The response from the former head of admissions at a prestigious university said it all: ‘I would rather support more students than waste money on an evaluation.’ The strong rebuttal came after I suggested that the university evaluate its efforts to attract students from disadvantaged backgrounds.
His view was that we should not divert money away from helping young people. In my mind the reaction revealed that this eminent seat of learning was stuck in the past when it came to its widening participation work.
The problem, you see, is this: we didn’t (and still don’t) know if the university’s programme was actually having any impact on the students taking part. In fact, for all we knew the students were (and continue to be) worse off for their experience.
What’s the impact?
Whether university visits, academic mentoring or financial help, for too long our evaluation of university access work has amounted to simply surveying students to see if they enjoyed their experience. Seldom have we investigated whether a programme has actually had a causal impact. We need to answer that niggling question in the back of every good practitioner’s mind: would the students have gone on to progress, or attain, or develop, as well if the university hadn’t intervened in the way it did?

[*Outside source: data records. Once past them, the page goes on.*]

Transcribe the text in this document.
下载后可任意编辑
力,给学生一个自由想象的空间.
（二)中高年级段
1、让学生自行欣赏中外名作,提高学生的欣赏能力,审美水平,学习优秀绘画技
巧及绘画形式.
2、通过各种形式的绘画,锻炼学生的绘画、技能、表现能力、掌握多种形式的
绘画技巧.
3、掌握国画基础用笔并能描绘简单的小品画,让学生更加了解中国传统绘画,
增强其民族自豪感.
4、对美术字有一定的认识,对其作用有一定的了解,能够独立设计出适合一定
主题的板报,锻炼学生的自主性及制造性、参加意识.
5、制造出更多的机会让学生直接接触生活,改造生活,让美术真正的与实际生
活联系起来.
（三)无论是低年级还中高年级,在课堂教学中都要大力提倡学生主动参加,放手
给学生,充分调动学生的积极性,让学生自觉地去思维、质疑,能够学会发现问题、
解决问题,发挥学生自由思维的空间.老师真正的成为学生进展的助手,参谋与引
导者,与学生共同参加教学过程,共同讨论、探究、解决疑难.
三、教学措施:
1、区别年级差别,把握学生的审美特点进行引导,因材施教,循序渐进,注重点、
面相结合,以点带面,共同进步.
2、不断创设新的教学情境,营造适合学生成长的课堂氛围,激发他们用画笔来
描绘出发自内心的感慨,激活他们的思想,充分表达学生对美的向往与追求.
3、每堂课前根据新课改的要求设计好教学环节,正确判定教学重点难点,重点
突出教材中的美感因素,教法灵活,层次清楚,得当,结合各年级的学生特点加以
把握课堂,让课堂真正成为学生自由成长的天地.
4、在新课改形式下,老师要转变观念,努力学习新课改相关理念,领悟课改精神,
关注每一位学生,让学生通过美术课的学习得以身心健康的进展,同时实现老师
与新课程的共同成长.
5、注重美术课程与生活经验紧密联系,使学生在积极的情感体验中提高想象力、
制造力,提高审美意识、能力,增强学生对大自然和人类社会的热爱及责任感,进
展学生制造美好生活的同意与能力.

The lack of robust evidence for what has worked remains the Achilles heel of the widening participation sector. It hastened the end of the national Aimhigher programme. It is scandalous that most work in our universities and colleges aimed at opening doors to students continues to go unevaluated. We spend hundreds of millions of pounds a year on this work; yet we are effectively operating in the dark.
How to build the evidence
So you can imagine my joy on reading HEFCE’s list of recommendations aimed at promoting a more evidence-led approach. It suggests that institutions should consider how they might be able to carry out stronger research evaluations of widening participation interventions (such as randomised trials and studies with comparison groups). It proposes development of an accessible guide to enable practitioners to see which approaches are supported by the best evidence.

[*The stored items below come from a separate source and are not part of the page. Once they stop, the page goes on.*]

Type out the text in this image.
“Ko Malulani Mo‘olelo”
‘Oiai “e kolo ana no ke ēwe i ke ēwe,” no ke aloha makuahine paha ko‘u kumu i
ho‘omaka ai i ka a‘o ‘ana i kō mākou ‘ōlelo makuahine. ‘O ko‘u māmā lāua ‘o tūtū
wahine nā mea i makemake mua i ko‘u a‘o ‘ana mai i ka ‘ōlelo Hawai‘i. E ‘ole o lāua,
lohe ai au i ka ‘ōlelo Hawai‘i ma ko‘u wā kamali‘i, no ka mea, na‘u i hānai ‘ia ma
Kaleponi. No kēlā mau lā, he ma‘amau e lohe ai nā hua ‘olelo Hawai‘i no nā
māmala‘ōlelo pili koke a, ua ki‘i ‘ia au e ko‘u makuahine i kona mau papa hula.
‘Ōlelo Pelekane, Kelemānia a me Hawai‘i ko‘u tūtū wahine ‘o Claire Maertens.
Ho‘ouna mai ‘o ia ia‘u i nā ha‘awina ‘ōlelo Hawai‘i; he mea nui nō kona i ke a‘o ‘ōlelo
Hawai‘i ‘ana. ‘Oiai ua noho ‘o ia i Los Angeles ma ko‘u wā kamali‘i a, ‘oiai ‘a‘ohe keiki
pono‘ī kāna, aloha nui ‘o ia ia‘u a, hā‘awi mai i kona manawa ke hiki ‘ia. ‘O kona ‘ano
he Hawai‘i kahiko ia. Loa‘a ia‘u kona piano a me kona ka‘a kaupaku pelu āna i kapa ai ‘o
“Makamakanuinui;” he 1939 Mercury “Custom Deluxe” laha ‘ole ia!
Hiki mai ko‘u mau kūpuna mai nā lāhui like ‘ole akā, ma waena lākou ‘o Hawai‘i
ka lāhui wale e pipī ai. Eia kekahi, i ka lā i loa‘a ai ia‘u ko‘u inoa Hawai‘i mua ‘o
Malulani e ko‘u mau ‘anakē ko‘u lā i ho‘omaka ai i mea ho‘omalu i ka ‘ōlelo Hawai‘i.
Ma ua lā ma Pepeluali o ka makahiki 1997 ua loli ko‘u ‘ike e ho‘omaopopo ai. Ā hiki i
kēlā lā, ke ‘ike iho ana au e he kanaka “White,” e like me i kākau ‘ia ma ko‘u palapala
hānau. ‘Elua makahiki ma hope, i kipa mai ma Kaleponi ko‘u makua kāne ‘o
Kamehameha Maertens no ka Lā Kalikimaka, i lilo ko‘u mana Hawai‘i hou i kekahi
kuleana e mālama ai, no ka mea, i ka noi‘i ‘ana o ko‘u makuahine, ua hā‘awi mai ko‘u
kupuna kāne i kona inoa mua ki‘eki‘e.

We have been developing plans to work with universities to commission these long overdue evaluations. Next month the Sutton Trust will publish the results of a worldwide review of robust research on university access. With the Office for Fair Access we will appoint a researcher to develop the groundwork for future evaluations, agreeing the best methods and metrics to use.
There are many insights from the Trust’s work in developing evidence for teachers. In 2010, the Trust published its pupil premium toolkit for schools summarising research on what approaches worked best for raising the attainment of disadvantaged pupils. The toolkit now underpins the work of the Education Endowment Foundation, and is widely read. The Foundation has subsequently commissioned over 100 evaluations in schools across England.
Our work with teachers points to several lessons for any evidence-led movement for widening participation. You need to build the evidence carefully, piloting approaches before heading into full-blown major trials. A mix of quantitative and qualitative research is required. You have to create genuine partnerships between expert practitioners and researchers undertaking evaluations. Creating evidence of what has worked, meanwhile, is only the first small step in a long journey to develop a professional culture that genuinely acts on evidence.
If we are to embark on this journey, then universities will need to spend some of their access budgets on evaluation. Robust studies are not easy to do. They cost time and money, and can produce unexpected results. But not to seek evidence is akin to burying our heads in the sand, failing the very students we are trying to help.